1980’li yıllarda tek gen hastalıkları ile ilişkili genler tanımlanmaya başlayınca, araştırmacılar FSHD’nin de genini bulmak, genetik yapısını çözmek için çalışmalarını yoğunlaştırdılar. 1989-1992 yılları arasında, hastalığın 4. kromozomun uç bölgesinde (telomerik bölge) tekrar sayılarındaki azalma ile ilişkisi olduğu gösterildi. Hastalığın klinik seyri tekrar sayısındaki azalma ile ters orantılıydı. Hastaların küçük bir bölümünde ise tekrar sayısında değişiklik gözlenmezken, hastalık bulguları vardı ve bu grup FSHD2 olarak adlandırıldı. Sonraki 20 yılda genetik yapısı çözülen hastalıkların sayısı yüzlerden 4-5 binlere ulaştı. 2012 ve 2013 yıllarında FSHD hastalığından sorumlu ikinci gen (SMCHD1) bulundu.
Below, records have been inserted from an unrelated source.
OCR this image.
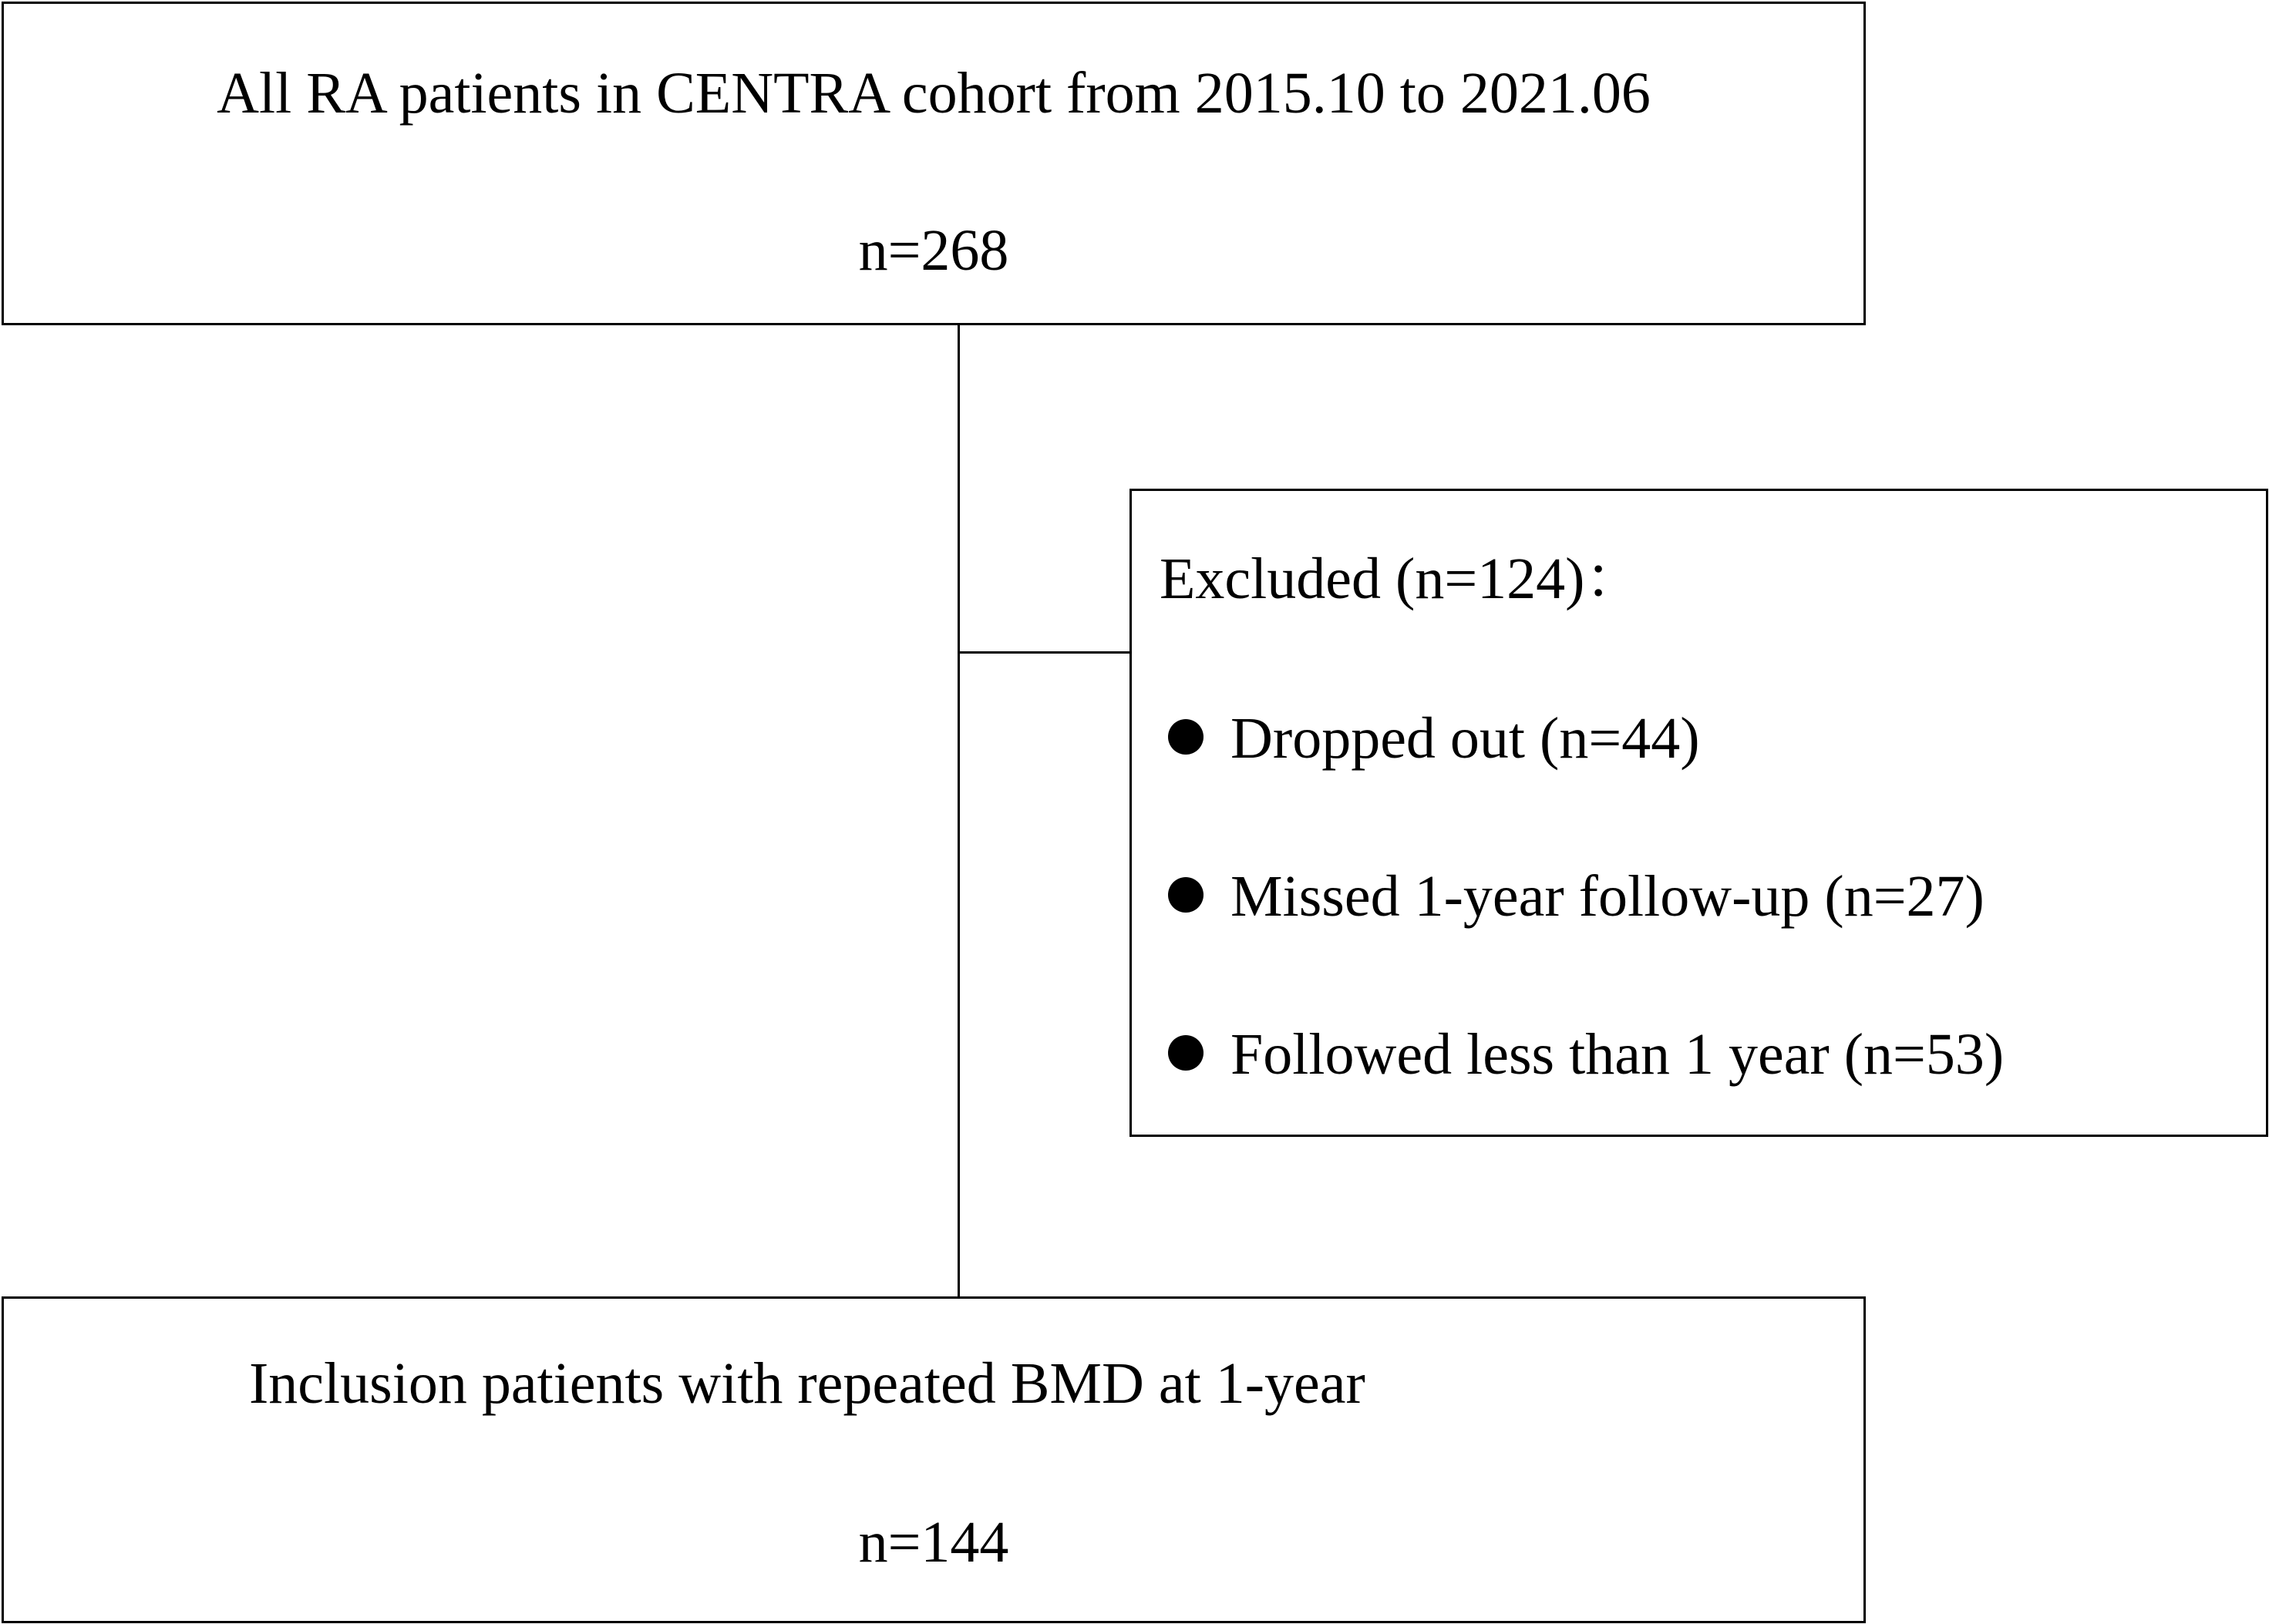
All RA patients in CENTRA cohort from 2015.10 to 2021.06
n=268
Excluded (n=124)：
Dropped out (n=44)
Missed 1-year follow-up (n=27)
Followed less than 1 year (n=53)
Inclusion patients with repeated BMD at 1-year
n=144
Bu gen epigenetik mekanizmalardan biri olan metilasyon mekanizmasından sorumluydu. Şimdi ikinci bir terimi daha öğrenmemiz gerekiyordu: epigenetik. DNA ile kodlanmayan genetik yapıdaki değişiklikler, subtelomerik bölgedeki tekrarların sıkışması hipometilasyona (gen ürününün okunmamasına) neden oluyordu ve hipometilasyon yakın bölgelerdeki genlere ve hatta
4. kromozomda yer alan tekrarların çok benzerlerine sahip 10. kromozomun uç bölgesine de yayılıyordu. Ardından yeni bir bilgi daha geldi. Bizler hastalığımızın, ailevi olduğunu ve otozomal baskın kalıtıldığını biliyorduk. Bazı hastaların ailelerindeki ilk olgular (sporadik, yeni mutasyon) olduğu söyleniyordu. Ama bu klasik genetik bilgiydi. Şimdilerde bu hastaların yarısının hücrelerinin bir kısmında mutasyon olduğu gösterilmiş bulunuyor (Mozaik -somatik mozaik- kavramı).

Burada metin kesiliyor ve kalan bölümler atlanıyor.